Knapp mehr als die Hälfte der Jugendlichen informiert sich über das aktuelle politische Geschehen – fast die Hälfte (45 %) über Online-Medien und rund 10 Prozent ausschließlich online. Zu dem Ergebnis kommt die kürzlich publizierte Shell Jugendstudie 2024, für die Personen im Alter von 12 bis 25 Jahren zu diversen Themen befragt wurden (N = 2509). Dabei halten die Befragten generell klassische Nachrichten von ARD oder ZDF (83 %) und großen überregionalen Zeitungen (80 %) für (sehr) vertrauenswürdig und trauen Online-Informationsangeboten deutlich weniger. Allerdings variiert das Vertrauen je nach Herkunft: Jugendliche im Osten bringen klassischen Medien deutlich weniger Vertrauen entgegen als Gleichaltrige im Westen und vertrauen umgekehrt den Informationen in Online-Kanälen häufiger. 90 Prozent der jungen Menschen findet es zudem (sehr) wichtig, dass der Umgang mit Künstlicher Intelligenz und das Erkennen von “Fake News” in der Schule verpflichtend unterrichtet werden.

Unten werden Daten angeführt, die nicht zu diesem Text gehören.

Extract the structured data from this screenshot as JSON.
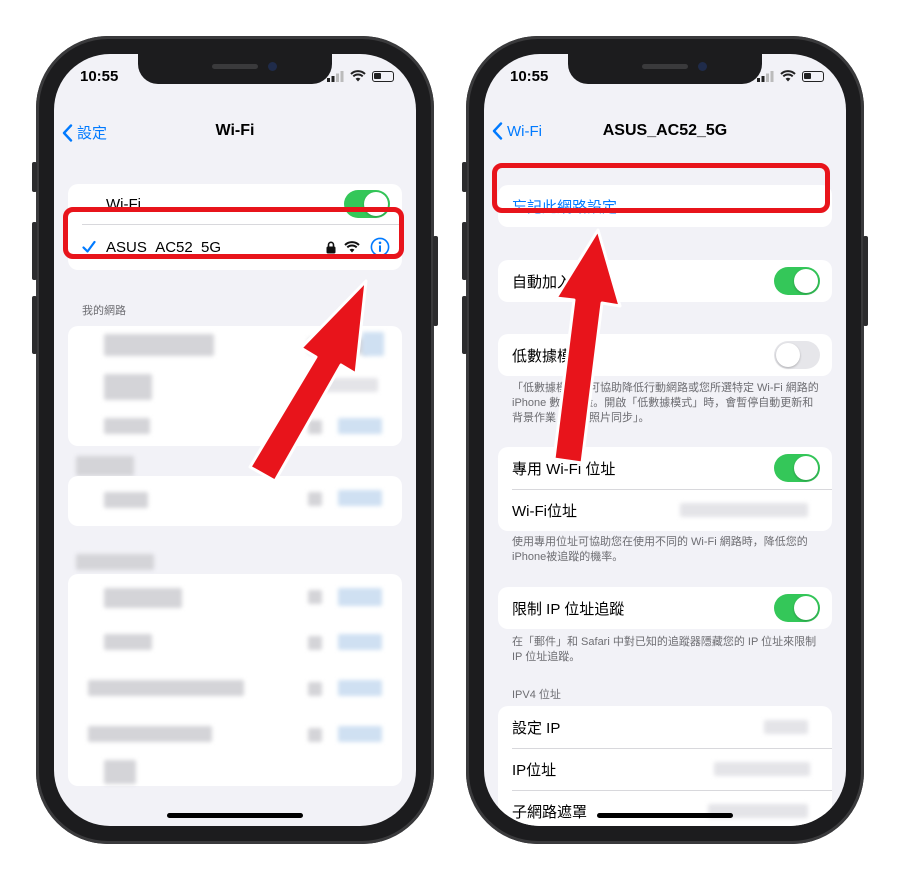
{
  "colors": {
    "accent": "#007aff",
    "toggle_on": "#34c759",
    "highlight": "#e8141b"
  },
  "left_phone": {
    "status_time": "10:55",
    "nav": {
      "back_label": "設定",
      "title": "Wi-Fi"
    },
    "wifi_row": {
      "label": "Wi-Fi",
      "toggle_on": true
    },
    "connected_network": {
      "name": "ASUS_AC52_5G",
      "icons": [
        "checkmark-icon",
        "lock-icon",
        "wifi-icon",
        "info-icon"
      ]
    },
    "my_networks_header": "我的網路"
  },
  "right_phone": {
    "status_time": "10:55",
    "nav": {
      "back_label": "Wi-Fi",
      "title": "ASUS_AC52_5G"
    },
    "forget_label": "忘記此網路設定",
    "auto_join": {
      "label": "自動加入",
      "toggle_on": true
    },
    "low_data": {
      "label": "低數據模式",
      "toggle_on": false,
      "footnote": "「低數據模式」可協助降低行動網路或您所選特定 Wi-Fi 網路的 iPhone 數據用量。開啟「低數據模式」時，會暫停自動更新和背景作業，如「照片同步」。"
    },
    "private_address": {
      "label": "專用 Wi-Fi 位址",
      "toggle_on": true,
      "wifi_address_label": "Wi-Fi位址",
      "footnote": "使用專用位址可協助您在使用不同的 Wi-Fi 網路時，降低您的iPhone被追蹤的機率。"
    },
    "limit_ip": {
      "label": "限制 IP 位址追蹤",
      "toggle_on": true,
      "footnote": "在「郵件」和 Safari 中對已知的追蹤器隱藏您的 IP 位址來限制 IP 位址追蹤。"
    },
    "ipv4": {
      "header": "IPV4 位址",
      "rows": [
        "設定 IP",
        "IP位址",
        "子網路遮罩"
      ]
    }
  }
}
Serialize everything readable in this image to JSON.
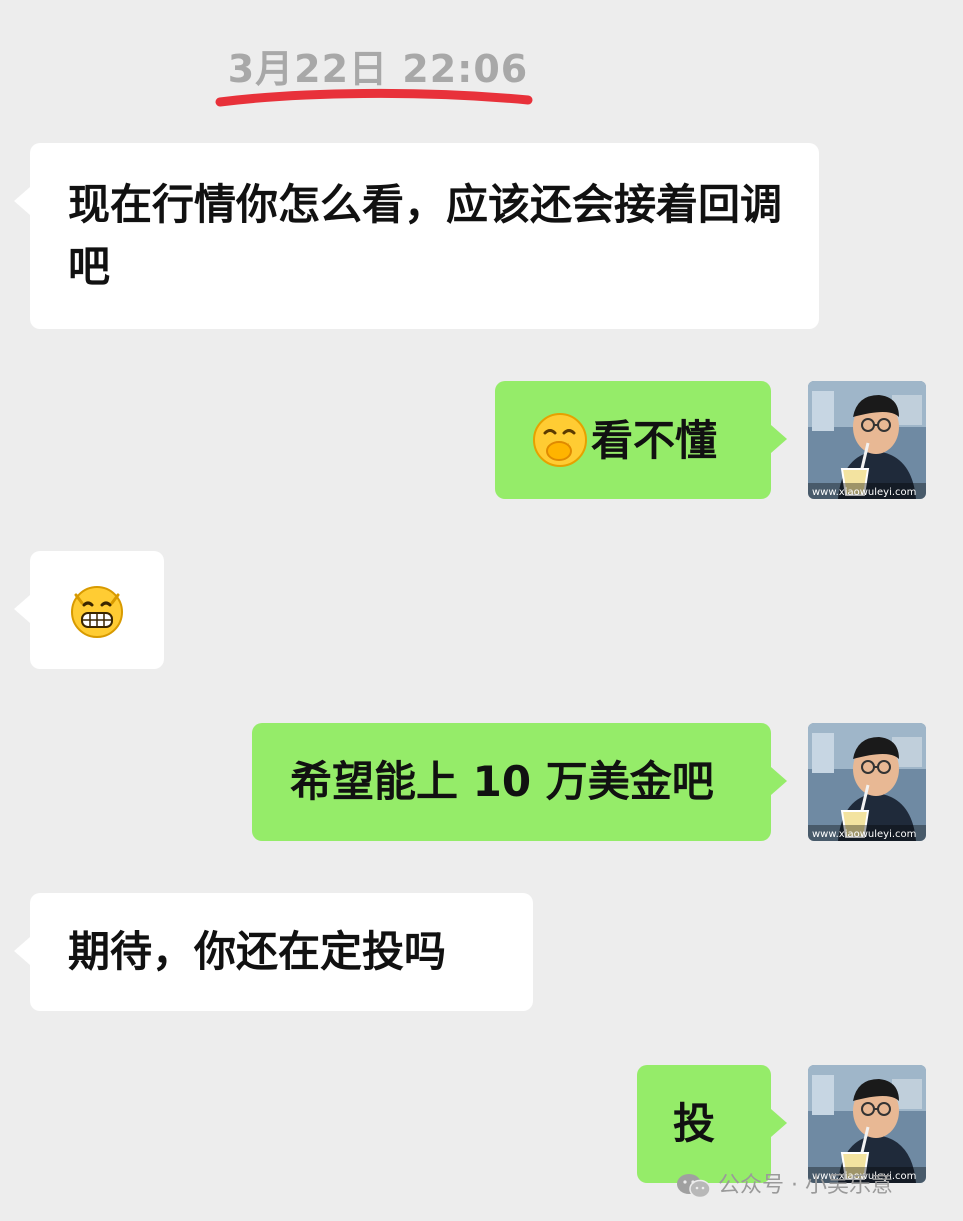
{
  "chat": {
    "timestamp": "3月22日 22:06",
    "messages": [
      {
        "side": "in",
        "text": "现在行情你怎么看，应该还会接着回调吧"
      },
      {
        "side": "out",
        "emoji": "face-with-hand-over-mouth-icon",
        "text": "看不懂"
      },
      {
        "side": "in",
        "emoji": "grinning-face-icon",
        "text": ""
      },
      {
        "side": "out",
        "text": "希望能上 10 万美金吧"
      },
      {
        "side": "in",
        "text": "期待，你还在定投吗"
      },
      {
        "side": "out",
        "text": "投"
      }
    ]
  },
  "avatar": {
    "watermark_text": "www.xiaowuleyi.com"
  },
  "watermark": {
    "text": "公众号 · 小吴乐意"
  },
  "colors": {
    "background": "#ededed",
    "incoming_bubble": "#ffffff",
    "outgoing_bubble": "#95ec69",
    "timestamp": "#a8a8a8",
    "annotation_underline": "#e8313a"
  }
}
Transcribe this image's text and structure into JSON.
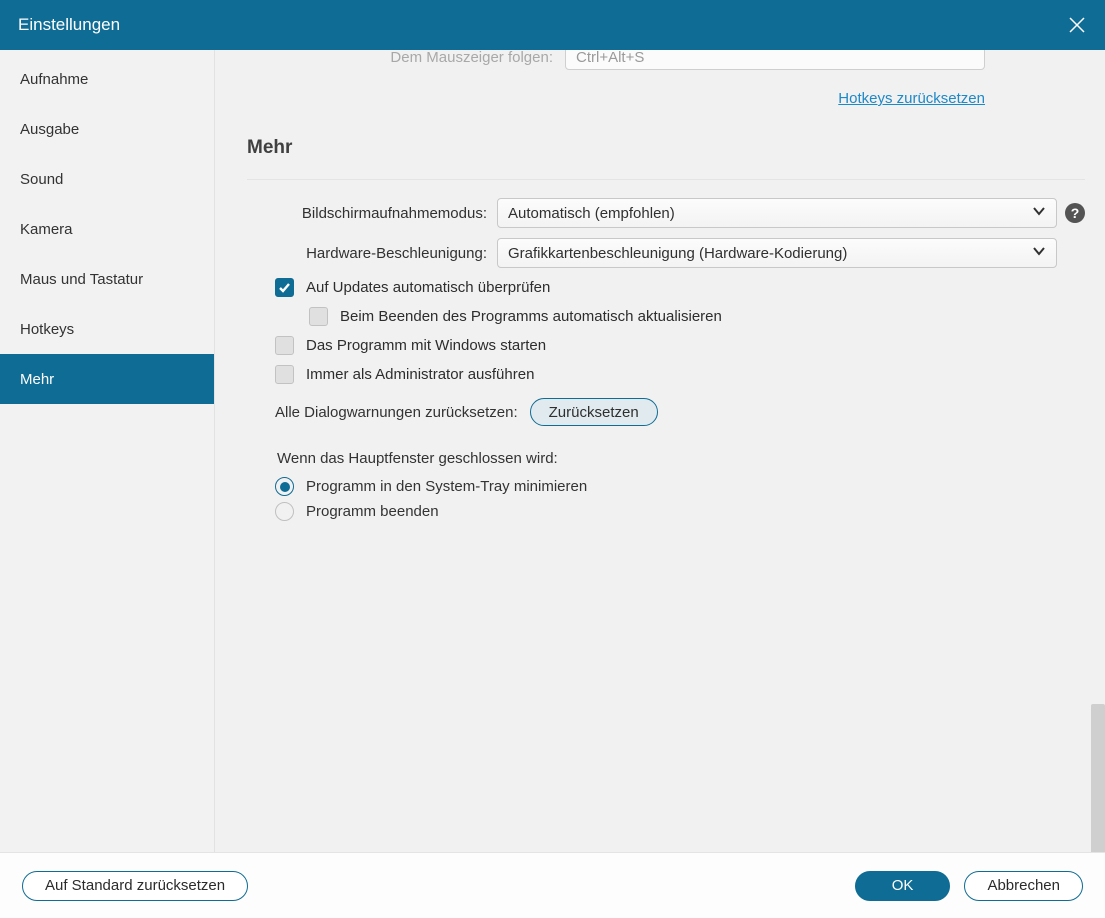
{
  "window": {
    "title": "Einstellungen"
  },
  "sidebar": {
    "items": [
      {
        "label": "Aufnahme"
      },
      {
        "label": "Ausgabe"
      },
      {
        "label": "Sound"
      },
      {
        "label": "Kamera"
      },
      {
        "label": "Maus und Tastatur"
      },
      {
        "label": "Hotkeys"
      },
      {
        "label": "Mehr"
      }
    ],
    "active_index": 6
  },
  "partial": {
    "label": "Dem Mauszeiger folgen:",
    "hotkey": "Ctrl+Alt+S",
    "reset_link": "Hotkeys zurücksetzen"
  },
  "section": {
    "title": "Mehr"
  },
  "form": {
    "capture_mode_label": "Bildschirmaufnahmemodus:",
    "capture_mode_value": "Automatisch (empfohlen)",
    "hw_accel_label": "Hardware-Beschleunigung:",
    "hw_accel_value": "Grafikkartenbeschleunigung (Hardware-Kodierung)"
  },
  "checks": {
    "auto_update": "Auf Updates automatisch überprüfen",
    "update_on_exit": "Beim Beenden des Programms automatisch aktualisieren",
    "start_with_windows": "Das Programm mit Windows starten",
    "run_as_admin": "Immer als Administrator ausführen"
  },
  "reset_dialogs": {
    "label": "Alle Dialogwarnungen zurücksetzen:",
    "button": "Zurücksetzen"
  },
  "close_action": {
    "title": "Wenn das Hauptfenster geschlossen wird:",
    "minimize": "Programm in den System-Tray minimieren",
    "exit": "Programm beenden"
  },
  "footer": {
    "reset_defaults": "Auf Standard zurücksetzen",
    "ok": "OK",
    "cancel": "Abbrechen"
  }
}
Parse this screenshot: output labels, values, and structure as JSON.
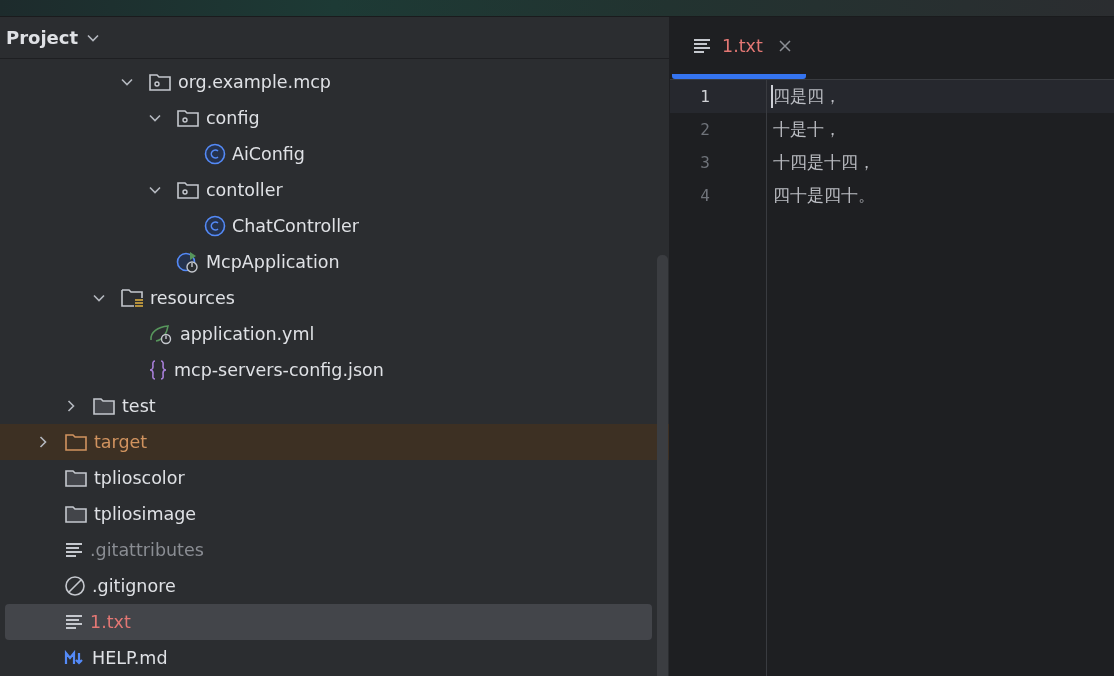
{
  "project_panel": {
    "title": "Project",
    "tree": [
      {
        "children": [
          {
            "children": [
              {
                "children": [
                  {
                    "label": "org.example.mcp",
                    "kind": "package",
                    "expanded": true,
                    "selected": false,
                    "children": [
                      {
                        "label": "config",
                        "kind": "package",
                        "expanded": true,
                        "selected": false,
                        "children": [
                          {
                            "label": "AiConfig",
                            "kind": "class",
                            "selected": false
                          }
                        ]
                      },
                      {
                        "label": "contoller",
                        "kind": "package",
                        "expanded": true,
                        "selected": false,
                        "children": [
                          {
                            "label": "ChatController",
                            "kind": "class",
                            "selected": false
                          }
                        ]
                      },
                      {
                        "label": "McpApplication",
                        "kind": "app",
                        "selected": false
                      }
                    ]
                  }
                ]
              },
              {
                "label": "resources",
                "kind": "resources",
                "expanded": true,
                "selected": false,
                "children": [
                  {
                    "label": "application.yml",
                    "kind": "yml",
                    "selected": false
                  },
                  {
                    "label": "mcp-servers-config.json",
                    "kind": "json",
                    "selected": false
                  }
                ]
              }
            ]
          },
          {
            "label": "test",
            "kind": "folder",
            "expanded": false,
            "selected": false
          }
        ]
      },
      {
        "label": "target",
        "kind": "folder",
        "expanded": false,
        "selected": false,
        "excluded": true,
        "ignored": false,
        "untracked": false
      },
      {
        "label": "tplioscolor",
        "kind": "folder",
        "selected": false,
        "excluded": false,
        "ignored": false,
        "untracked": false
      },
      {
        "label": "tpliosimage",
        "kind": "folder",
        "selected": false,
        "excluded": false,
        "ignored": false,
        "untracked": false
      },
      {
        "label": ".gitattributes",
        "kind": "text",
        "selected": false,
        "excluded": false,
        "ignored": true,
        "untracked": false
      },
      {
        "label": ".gitignore",
        "kind": "ignore",
        "selected": false,
        "excluded": false,
        "ignored": false,
        "untracked": false
      },
      {
        "label": "1.txt",
        "kind": "text",
        "selected": true,
        "excluded": false,
        "ignored": false,
        "untracked": true
      },
      {
        "label": "HELP.md",
        "kind": "markdown",
        "selected": false,
        "excluded": false,
        "ignored": false,
        "untracked": false
      }
    ]
  },
  "editor": {
    "tabs": [
      {
        "label": "1.txt",
        "selected": true,
        "untracked": true
      }
    ],
    "lines": [
      {
        "number": "1",
        "text": "四是四，",
        "current": true
      },
      {
        "number": "2",
        "text": "十是十，",
        "current": false
      },
      {
        "number": "3",
        "text": "十四是十四，",
        "current": false
      },
      {
        "number": "4",
        "text": "四十是四十。",
        "current": false
      }
    ]
  }
}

YouTube: Empfehlungsalgorithmen ziehen Nutzende von Nachrichten weg

Die Empfehlungsalgorithmen von YouTube erhöhen die Wahrscheinlichkeit, dass Nutzer:innen mehr Unterhaltungsvideos angezeigt bekommen und weniger Nachrichten. Das zeigt eine kürzlich erschienene Studie, in der über 1,7 Millionen YouTube-Videoempfehlungen aus dem Jahr 2019 untersucht wurden. Die Forschenden haben herausgefunden, dass Empfehlungsalgorithmen Nutzende potenziell über zwei Einflusswege von Nachrichteninhalten wegleiten können. Zum einen durch „thematischen Filterblasen“, bei denen Unterhaltungsinhalte eine höhere Wahrscheinlichkeit haben, gegenüber Nachrichteninhalten empfohlen zu werden. Zum anderen über eine „algorithmische Umleitung“, bei der die Wahrscheinlichkeit, dass Unterhaltungsvideos nach einem Nachrichtenvideo empfohlen werden, viel höher ist als die für das Gegenteil. Die Forschenden halten fest, dass die Ergebnisse auf wesentliche Verzerrungen bei algorithmischen Empfehlungen auf digitalen Plattformen hinweisen, die über die Verstärkung der Präferenzen der Nutzenden hinausgehen.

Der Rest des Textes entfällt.